聖武上皇の崩御直後に参議を経ずに権中納言となり、

(いつも破格の昇進が譲位や崩御で聖武天皇がいなくなるときというのが何とも不思議💦)

中務卿として、宮中の内々の事務官を統合し詔勅を扱う重要なポストにおりましたが、


右大臣藤原豊成(仲麻呂の兄)とともに


道祖王の兄で(新田部親王の子)

聖武上皇の娘、亡くなった安積親王の同母姉である不破内親王の夫、

塩焼王を推挙します。


一方、長親王(天武皇子)の子の参議、文屋智努ブンヤノチヌは、左大弁大伴古麻呂とともに、

舎人親王(天武皇子)の子、池田王を推します。


この時、大納言の仲麻呂は諮問に際して

「天の意のままに」と答えると


孝謙女帝はそれぞれの王たちに難癖をつけたあと、


池田王の弟、舎人親王の7男である

大炊王を皇太子に指名します。


この大炊王は3歳で父を失ったせいか、出仕することなく官位もありませんでした。


何をしていたかというと、仲麻呂の居候でしたw


仲麻呂の長男は真従マヨリといい、早世していましたが、妻の粟田諸姉モロネはそのまま仲麻呂の家にいました。

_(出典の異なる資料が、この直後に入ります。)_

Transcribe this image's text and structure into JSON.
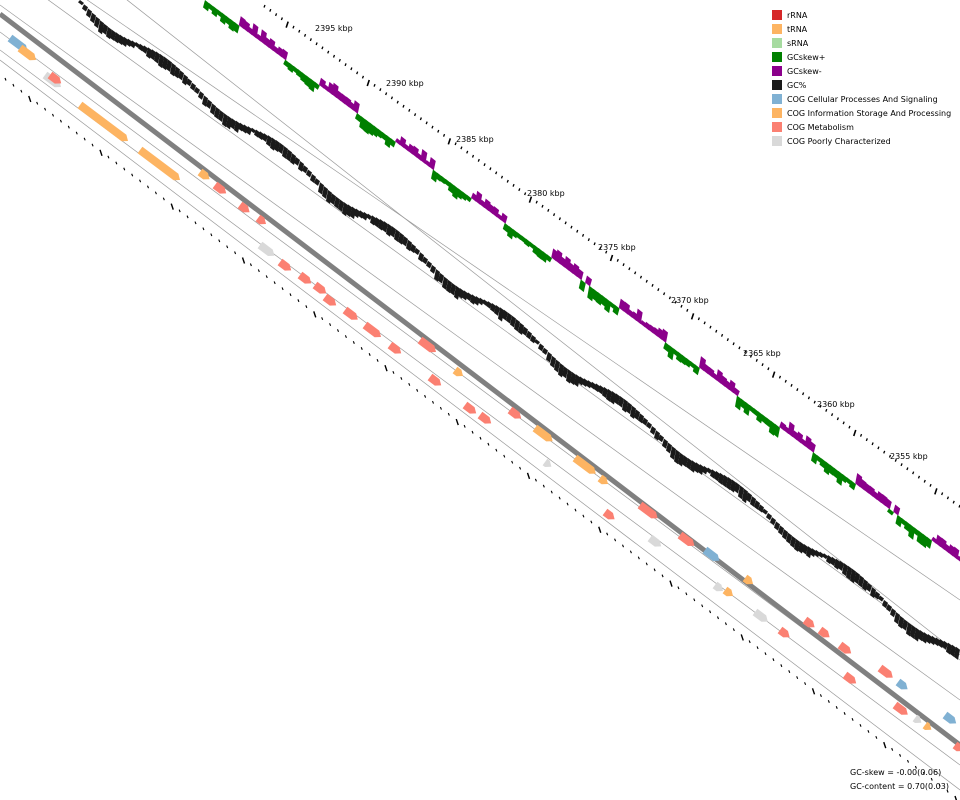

平安時代は妻問い婚なのですが、奈良時代は正妻は同居していて、子供も家で大きくなっていったようで、

真従は仲麻呂の正室で永手の姉の袁比良ヲヒラ(宇比良古とも)の子なので、

粟田諸姉も仲麻呂家に嫁ぎ、そのまま住んでいたのでしょう。子供もいたのかもしれませんが、


この諸姉を大炊王に仲麻呂が嫁がせたばかりか、王を養子にするような形で、その邸宅の田村第に住まわせたのです。


つまりはこの会合は仲麻呂の脚本、演出になるもので、

道祖王の行状なんてどうでもよく、

ましてや群臣の意見なんて、はなっから聞く気がなかったと言うことでしょう ゚ ゚ ( Д  )

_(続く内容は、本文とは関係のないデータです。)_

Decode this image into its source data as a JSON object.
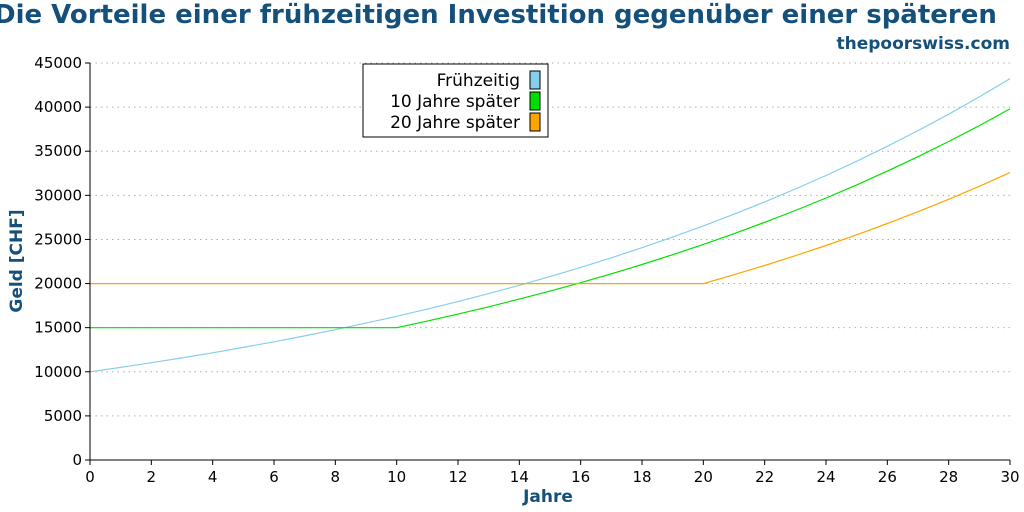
{
  "chart_data": {
    "type": "line",
    "title": "Die Vorteile einer frühzeitigen Investition gegenüber einer späteren",
    "subtitle": "thepoorswiss.com",
    "xlabel": "Jahre",
    "ylabel": "Geld [CHF]",
    "xlim": [
      0,
      30
    ],
    "ylim": [
      0,
      45000
    ],
    "xticks": [
      0,
      2,
      4,
      6,
      8,
      10,
      12,
      14,
      16,
      18,
      20,
      22,
      24,
      26,
      28,
      30
    ],
    "yticks": [
      0,
      5000,
      10000,
      15000,
      20000,
      25000,
      30000,
      35000,
      40000,
      45000
    ],
    "grid": "horizontal dotted",
    "legend_position": "top-center",
    "x": [
      0,
      1,
      2,
      3,
      4,
      5,
      6,
      7,
      8,
      9,
      10,
      11,
      12,
      13,
      14,
      15,
      16,
      17,
      18,
      19,
      20,
      21,
      22,
      23,
      24,
      25,
      26,
      27,
      28,
      29,
      30
    ],
    "series": [
      {
        "name": "Frühzeitig",
        "color": "#87ceeb",
        "values": [
          10000,
          10500,
          11025,
          11576,
          12155,
          12763,
          13401,
          14071,
          14775,
          15513,
          16289,
          17103,
          17959,
          18856,
          19799,
          20789,
          21829,
          22920,
          24066,
          25270,
          26533,
          27860,
          29253,
          30715,
          32251,
          33864,
          35557,
          37335,
          39201,
          41161,
          43219
        ]
      },
      {
        "name": "10 Jahre später",
        "color": "#00e000",
        "values": [
          15000,
          15000,
          15000,
          15000,
          15000,
          15000,
          15000,
          15000,
          15000,
          15000,
          15000,
          15750,
          16538,
          17364,
          18233,
          19144,
          20101,
          21107,
          22162,
          23270,
          24433,
          25655,
          26938,
          28285,
          29699,
          31184,
          32743,
          34381,
          36100,
          37905,
          39800
        ]
      },
      {
        "name": "20 Jahre später",
        "color": "#ffa500",
        "values": [
          20000,
          20000,
          20000,
          20000,
          20000,
          20000,
          20000,
          20000,
          20000,
          20000,
          20000,
          20000,
          20000,
          20000,
          20000,
          20000,
          20000,
          20000,
          20000,
          20000,
          20000,
          21000,
          22050,
          23153,
          24310,
          25526,
          26802,
          28142,
          29549,
          31027,
          32578
        ]
      }
    ]
  }
}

一方永手の推しの塩焼王はこのあと数奇な運命をたどるのですが、それはおいといて…


聖武側近の豊成が、聖武の女婿である塩焼王を推挙したのはともかく


永手がどうして塩焼王を推したのかは不明ですが、のちに同じように聖武上皇の女婿白壁王を光仁天皇にしたのが永手ですから、永手の聖武上皇への思いは強いものがあったようです。


何か後ろめたいのかなあ(^^; 


そしてこれ以来、永手は仲麻呂と協調することなく、独自の道を歩き始めます。


一方北家としては、袁比良が仲麻呂の正室であるほか、同母弟の千尋チヒロも仲麻呂の長女児従コヨリ(袁比良の娘)と結婚し

そのせいか八束も仲麻呂に従うようになっていました。


この直後、仲麻呂の紫微内相(紫微令を大臣格に引き上げたもの)に任じられると同時に、永手も中納言となったものの

天下はもはや仲麻呂のものでした。


永手は政府の中だけでなく、北家の中でも孤立の道を歩み始めたのです。


苦難の多い永手ですが、このあとはまた次回に続きます。